RFR: 8370691: Add new Float16Vector type and enable intrinsification of vector operations supported by auto-vectorizer

Paul Sandoz psandoz at openjdk.org
Wed Nov 12 20:13:49 UTC 2025


On Wed, 12 Nov 2025 19:48:54 GMT, Paul Sandoz <psandoz at openjdk.org> wrote:

>>> > Some quick comments.
>>> > We should be consistent in the naming, and rename `Halfloat*` to `Float16*`.
>>> 
>>> I concur, especially since there are multiple 16-bit floating-point formats in use including the IEEE 754 float16 as well as bfloat16.
>> 
>> There are nomenclature issues that I am facing. Currently, all the Float16 concrete classes use the Halffloat prefix i.e., Halffloat64Vector, Halffloat128Vector; converting these to Float16 looks a little confusing, i.e., Float1664Vector, Float16128Vector, etc Kindly suggest a better name to represent these classes.
>
>> > > Some quick comments.
>> > > We should be consistent in the naming, and rename `Halfloat*` to `Float16*`.
>> > 
>> > 
>> > I concur, especially since there are multiple 16-bit floating-point formats in use including the IEEE 754 float16 as well as bfloat16.
>> 
>> There are nomenclature issues that I am facing. Currently, all the Float16 concrete classes use the Halffloat prefix i.e., Halffloat64Vector, Halffloat128Vector; converting these to Float16 looks a little confusing, i.e., Float1664Vector, Float16128Vector, etc Kindly suggest a better name to represent these classes.
> 
> Maybe we move the shape to the end e.g., `Float16Vector128`, `IntVector128`, `IntVectorMax`?

> Hi @PaulSandoz , Thanks for your comments.

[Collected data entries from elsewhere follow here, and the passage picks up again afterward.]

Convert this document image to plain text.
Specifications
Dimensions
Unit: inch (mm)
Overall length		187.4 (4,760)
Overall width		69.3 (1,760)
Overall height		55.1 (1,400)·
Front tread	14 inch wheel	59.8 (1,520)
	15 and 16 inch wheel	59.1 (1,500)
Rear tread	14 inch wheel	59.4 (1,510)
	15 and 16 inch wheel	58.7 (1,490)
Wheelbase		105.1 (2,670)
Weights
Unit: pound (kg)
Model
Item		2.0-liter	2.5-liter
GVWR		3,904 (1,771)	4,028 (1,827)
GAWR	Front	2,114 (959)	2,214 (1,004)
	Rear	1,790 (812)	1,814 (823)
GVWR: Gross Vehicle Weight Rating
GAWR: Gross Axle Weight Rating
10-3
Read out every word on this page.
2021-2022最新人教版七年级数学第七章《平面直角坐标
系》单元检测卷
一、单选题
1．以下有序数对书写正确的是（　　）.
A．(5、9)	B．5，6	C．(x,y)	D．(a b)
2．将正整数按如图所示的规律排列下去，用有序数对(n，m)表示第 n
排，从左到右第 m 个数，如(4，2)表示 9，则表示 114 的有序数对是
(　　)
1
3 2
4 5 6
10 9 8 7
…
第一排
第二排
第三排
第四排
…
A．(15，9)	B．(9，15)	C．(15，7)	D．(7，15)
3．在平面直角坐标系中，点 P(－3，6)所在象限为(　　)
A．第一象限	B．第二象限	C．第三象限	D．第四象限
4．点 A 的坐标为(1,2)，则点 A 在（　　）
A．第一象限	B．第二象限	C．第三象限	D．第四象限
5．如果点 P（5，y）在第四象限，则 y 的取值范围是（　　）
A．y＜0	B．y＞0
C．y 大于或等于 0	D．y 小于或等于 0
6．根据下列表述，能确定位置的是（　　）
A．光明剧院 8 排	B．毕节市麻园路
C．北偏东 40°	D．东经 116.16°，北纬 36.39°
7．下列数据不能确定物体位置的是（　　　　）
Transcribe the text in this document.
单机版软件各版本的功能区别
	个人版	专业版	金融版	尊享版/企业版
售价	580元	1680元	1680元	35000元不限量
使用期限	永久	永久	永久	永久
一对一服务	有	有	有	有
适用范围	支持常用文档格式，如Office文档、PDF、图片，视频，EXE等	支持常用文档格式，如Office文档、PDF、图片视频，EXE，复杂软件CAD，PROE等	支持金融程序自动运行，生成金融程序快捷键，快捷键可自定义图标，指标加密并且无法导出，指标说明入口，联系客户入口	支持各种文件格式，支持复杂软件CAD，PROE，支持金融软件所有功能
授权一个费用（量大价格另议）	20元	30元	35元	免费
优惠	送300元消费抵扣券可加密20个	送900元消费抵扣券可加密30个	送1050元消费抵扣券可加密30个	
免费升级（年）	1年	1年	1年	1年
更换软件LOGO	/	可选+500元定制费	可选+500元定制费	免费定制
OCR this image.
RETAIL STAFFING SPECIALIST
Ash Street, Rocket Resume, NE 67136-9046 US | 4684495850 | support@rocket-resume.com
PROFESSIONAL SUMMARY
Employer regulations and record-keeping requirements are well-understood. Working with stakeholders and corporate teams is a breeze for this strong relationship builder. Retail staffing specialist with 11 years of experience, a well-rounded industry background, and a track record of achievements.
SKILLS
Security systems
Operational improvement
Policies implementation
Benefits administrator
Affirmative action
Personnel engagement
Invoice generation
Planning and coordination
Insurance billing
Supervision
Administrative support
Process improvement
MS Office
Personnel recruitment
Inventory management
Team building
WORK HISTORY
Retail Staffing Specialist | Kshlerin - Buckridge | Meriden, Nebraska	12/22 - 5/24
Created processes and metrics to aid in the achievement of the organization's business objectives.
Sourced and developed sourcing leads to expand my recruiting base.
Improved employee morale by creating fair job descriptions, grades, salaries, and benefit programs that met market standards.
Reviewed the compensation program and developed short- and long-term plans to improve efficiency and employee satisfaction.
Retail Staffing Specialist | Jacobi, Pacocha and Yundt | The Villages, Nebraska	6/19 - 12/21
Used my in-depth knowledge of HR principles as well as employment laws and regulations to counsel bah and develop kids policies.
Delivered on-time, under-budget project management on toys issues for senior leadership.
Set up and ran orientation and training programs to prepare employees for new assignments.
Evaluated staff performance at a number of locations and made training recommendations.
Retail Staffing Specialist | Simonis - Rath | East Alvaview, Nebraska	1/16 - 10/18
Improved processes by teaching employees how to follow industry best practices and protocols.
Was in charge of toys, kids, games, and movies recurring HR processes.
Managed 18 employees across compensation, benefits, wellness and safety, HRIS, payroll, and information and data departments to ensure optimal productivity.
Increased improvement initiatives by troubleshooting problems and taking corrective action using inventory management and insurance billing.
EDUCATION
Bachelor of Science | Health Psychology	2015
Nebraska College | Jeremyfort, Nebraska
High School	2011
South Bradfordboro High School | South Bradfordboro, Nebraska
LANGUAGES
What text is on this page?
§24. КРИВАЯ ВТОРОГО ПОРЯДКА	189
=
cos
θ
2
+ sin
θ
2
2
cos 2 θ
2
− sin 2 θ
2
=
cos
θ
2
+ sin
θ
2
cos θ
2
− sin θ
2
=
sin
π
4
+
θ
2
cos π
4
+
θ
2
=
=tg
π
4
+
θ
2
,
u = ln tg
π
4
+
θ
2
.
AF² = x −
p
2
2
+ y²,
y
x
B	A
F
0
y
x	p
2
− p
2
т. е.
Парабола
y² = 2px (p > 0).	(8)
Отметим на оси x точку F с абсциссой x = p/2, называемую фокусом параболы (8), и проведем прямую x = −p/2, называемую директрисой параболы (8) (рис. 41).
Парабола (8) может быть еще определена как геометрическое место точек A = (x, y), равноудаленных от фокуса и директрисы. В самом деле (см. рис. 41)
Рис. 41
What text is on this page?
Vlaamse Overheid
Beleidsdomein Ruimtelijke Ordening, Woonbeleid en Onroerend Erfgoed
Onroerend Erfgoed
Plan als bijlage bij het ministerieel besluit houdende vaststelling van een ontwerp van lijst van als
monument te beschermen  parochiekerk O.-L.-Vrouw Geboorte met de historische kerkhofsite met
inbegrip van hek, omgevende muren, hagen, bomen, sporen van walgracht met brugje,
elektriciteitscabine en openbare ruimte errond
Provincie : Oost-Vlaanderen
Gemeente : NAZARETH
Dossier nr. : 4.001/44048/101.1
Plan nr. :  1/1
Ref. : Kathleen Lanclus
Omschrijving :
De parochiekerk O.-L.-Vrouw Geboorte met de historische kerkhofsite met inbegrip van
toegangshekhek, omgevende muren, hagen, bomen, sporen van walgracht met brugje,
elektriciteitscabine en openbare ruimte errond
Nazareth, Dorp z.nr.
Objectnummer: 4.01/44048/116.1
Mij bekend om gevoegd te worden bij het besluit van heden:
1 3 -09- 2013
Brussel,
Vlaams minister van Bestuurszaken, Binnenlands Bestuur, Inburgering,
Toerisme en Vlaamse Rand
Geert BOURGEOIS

Please find below my responses.
> 
> > When you generate the fallback code for unary/binary etc can you push the carrier type and conversations into the uOp/bOp implementations so you don't have to explicitly operate on the carrier type and do the conversions as you do now e.g.,:
> > ```
> > v0.uOp(m, (i, a) -> float16ToShortBits(Float16.valueOf(-(shortBitsToFloat16(($type$)a).floatValue()))));
> > ```
> 
> Currently, uOp and uOpTemplates are part of the scaffolding logic and are sacrosanct; they are shared by various abstracted vector classes, and their semantics are defined by the lambda expression. I agree that explicit conversion in lambdas looks verbose, but moving them to uOpTemplate may fracture the lambda expression such that part of its semantics, i.e,. conversions, will seep into uOpTemplate, while what will appear at the surface will be the expression operating over primitive float values; this may become very confusing.

Since the uOpTemplate etc are per element vector type it seems straightforward to adjust the template to perform the conversion before and after the function application, or add a default method to FUnOp etc that operates on the carrier value and performs the conversions and the template calls that default method. Later we will eventually be able to declare Float16![] and it should all collapse away. 

> 
> > Requiring two arguments means they can get out of sync. Previously the class provided all the information needed, now
> > arguably the type does.
> 
> Yes, from the compiler standpoint point all we care about is the carrier type, which determines the vector lane size. This is augmented with operation kind (PRIM / FP16) to differentiate a short vector lane from a float16 vector lane. Apart from this, we need to pass the VectorBox type to wrap the vector IR.

The basic type codes are declared and shared across Java and HotSpot - it's used in `LaneType`. Can we pass a single argument that is the basic type instead of two arguments. HotSpot should know from the basic type what the carrier class and also what the operation type without it being explicitly told, since presumably it knew the inverse - the basic type from the element class.